BIM, Beers and BPR

John Hill
4. December 2017
Ritterman Building at Middlesex University (Photo courtesy of BPR Architects)

At the beginning of his fifteen-minute presention as part of the opening keynote at the Vectorworks Design Summit 2017 in September, UK architect Paul Beaty-Pownall stated that "every image I’m going to show you has been created in Vectorworks." Such is the extent to which BPR Architects, which Beaty directs alongside Steve Cowell, has integrated Vectorworks into its day-to-day process: Photoshop is used to add some polish to the renderings, but everything else is done entirely in Vectorworks. He added, "We use Vectorworks as much as we can for our own benefit, for consistency, so we’re not juggling different types of software within the office."

Paul Beaty-Pownall at the Vectorworks Design Summit (Photo courtesy of Vectorworks)

The process by which the employee-owned practice based in Southwest London transitioned to using Vectorworks almost exclusively began in 2012, one year after the UK Government published its Construction Strategy (BIM Task Group) that would mandate BIM Level 2 by 2016. This was also a time when the firm, like many others, had downsized in response to the recession. BPR took the opportunity that the lull afforded to move the whole office from 2D to 3D starting with the 2012 release of Vectorworks and using one of the firm’s educational projects, Middlesex University (top photo), as a test case. This top-down decision was important in enabling BPR to pull off this fundamental, "cultural shift," as Beaty described it in his talk, from CAD (Computer-Aided Drafting) to BIM (Building Information Modeling), aided in no small part by the “BIM + Beers” sessions on Friday afternoons. And if Beaty saw someone in the office using, for instance, SketchUp, he would "lay down the law" and push them toward Vectorworks, in part because Vectorworks can do the same things SketchUp can do, but also to eliminate the work that would need to happen from redrawing it later in Vectorworks.

Station Place (Image courtesy of BPR Architects)

With eighty percent of BPR’s work in the public sphere — an even mix of rail and university projects, with the remaining fifth devoted to regeneration projects — moving to BIM was necessary for the firm’s survival within the BIM mandate. Specifically, the UK's BIM Task Group required collaborative 3D BIM on public projects by 2016 with the goal of "reducing capital cost and the carbon burden from the construction and operation of the built environment by 20%," per the Task Group's website.  Beyond these commendable objectives, Beaty and BPR have grasped how BIM can help on the user side as well. As he states in his contribution to Jonathan Reeves’s 2015 book, Innovative Vectorworks BIM, "Savings during the design and construction phases only provide a small portion of the overall benefits of BIM compared to those available during the building’s use." One way the firm takes this into account is by dividing a project's data into zones that coordinate with how facilities management will operate. These zones might include the external envelope, the core, and the tenant fit-out, corresponding with how often materials and systems are replaced or modified over the lifespan of a building.
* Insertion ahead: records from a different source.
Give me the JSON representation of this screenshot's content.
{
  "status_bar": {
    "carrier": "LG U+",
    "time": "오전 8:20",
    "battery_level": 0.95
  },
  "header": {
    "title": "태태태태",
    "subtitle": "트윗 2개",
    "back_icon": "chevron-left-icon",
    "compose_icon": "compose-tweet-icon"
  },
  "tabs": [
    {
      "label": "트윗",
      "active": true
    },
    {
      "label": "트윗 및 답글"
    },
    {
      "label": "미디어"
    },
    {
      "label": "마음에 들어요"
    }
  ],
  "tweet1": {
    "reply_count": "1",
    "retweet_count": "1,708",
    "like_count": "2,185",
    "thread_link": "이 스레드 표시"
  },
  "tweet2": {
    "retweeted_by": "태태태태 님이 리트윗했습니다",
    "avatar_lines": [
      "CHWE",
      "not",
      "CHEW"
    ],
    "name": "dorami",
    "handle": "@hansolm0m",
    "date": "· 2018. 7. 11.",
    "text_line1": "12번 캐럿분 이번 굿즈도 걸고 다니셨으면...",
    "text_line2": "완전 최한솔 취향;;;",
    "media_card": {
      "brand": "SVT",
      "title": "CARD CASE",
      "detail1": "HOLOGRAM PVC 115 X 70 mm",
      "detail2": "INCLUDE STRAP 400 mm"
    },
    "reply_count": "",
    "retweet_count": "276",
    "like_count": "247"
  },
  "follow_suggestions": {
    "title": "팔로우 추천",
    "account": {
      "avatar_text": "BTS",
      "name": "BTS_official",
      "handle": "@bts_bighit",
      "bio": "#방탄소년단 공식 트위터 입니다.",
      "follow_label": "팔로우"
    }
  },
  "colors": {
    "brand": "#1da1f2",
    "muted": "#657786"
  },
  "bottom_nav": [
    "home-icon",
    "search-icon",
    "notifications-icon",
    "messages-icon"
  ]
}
New Lea Bridge station incorporating Station Place concept (Image courtesy of BPR Architects)

BIM, combined with IFC (Industry Foundation Classes, which enable models to be shared between users and across platforms), is a great collaborative tool that allows, among other practical considerations, architects and engineers to see if beams, ducts, and walls clash with each other. It can also streamline the production of an office like BPR, enabling it to tackle twice as much work now as it did twenty years ago with the same number of staff, something Beaty attested to in his morning talk. But for Beaty the most exciting aspect of BIM is the confidence it gives him to spend more time designing. As he worded it, BIM "enables you to use your imagination and have ideas, with the confidence that you know that if you implement those ideas in your 3D model all the 2D output and 3D images will keep up."

Transport for London Design Guide (Image courtesy of BPR Architects)

One area where BPR is confidently spending more time on design is a new vision for the Transport for London's Overground stations, which consists of such designs as West Hampstead, which Beaty presented during his talk, and Station Place, illustrated here. After carrying out research aimed at discovering the best route forward for these and other stations located predominantly in London's suburbs, where ridership is steadily increasing, Beaty concluded that station buildings aren't needed. Instead, as he told me after his morning presentation, "What you really need to do is open stations up and make them much more part of the neighborhoods they serve." With this fairly radical idea BPR envisioned the stations as streets open to the neighborhood, as with West Hampstead, or as a civic space with its own distinctive architecture, as with Station Place.

Uniting the rail, education and regeneration projects that make up BPR's output is a reliance upon 3D BIM for improving designs and adding value to the projects. A telling quote comes in Innovative Vectorworks BIM, where Beaty asserts that "BIM is as much a process of how we communicate as it is a method by which we prepare our design proposals." So by working primarily in Vectorworks, the BIM software becomes more than a tool for production: it is a way to work together, be it within BPR, with consultants, or with the client and the ever-important users.

Station Place (Image courtesy of BPR Architects)

World-Architects is an Exclusive Media Partner for the third annual Vectorworks Design Summit, which took place in Baltimore on September 18-20, 2017.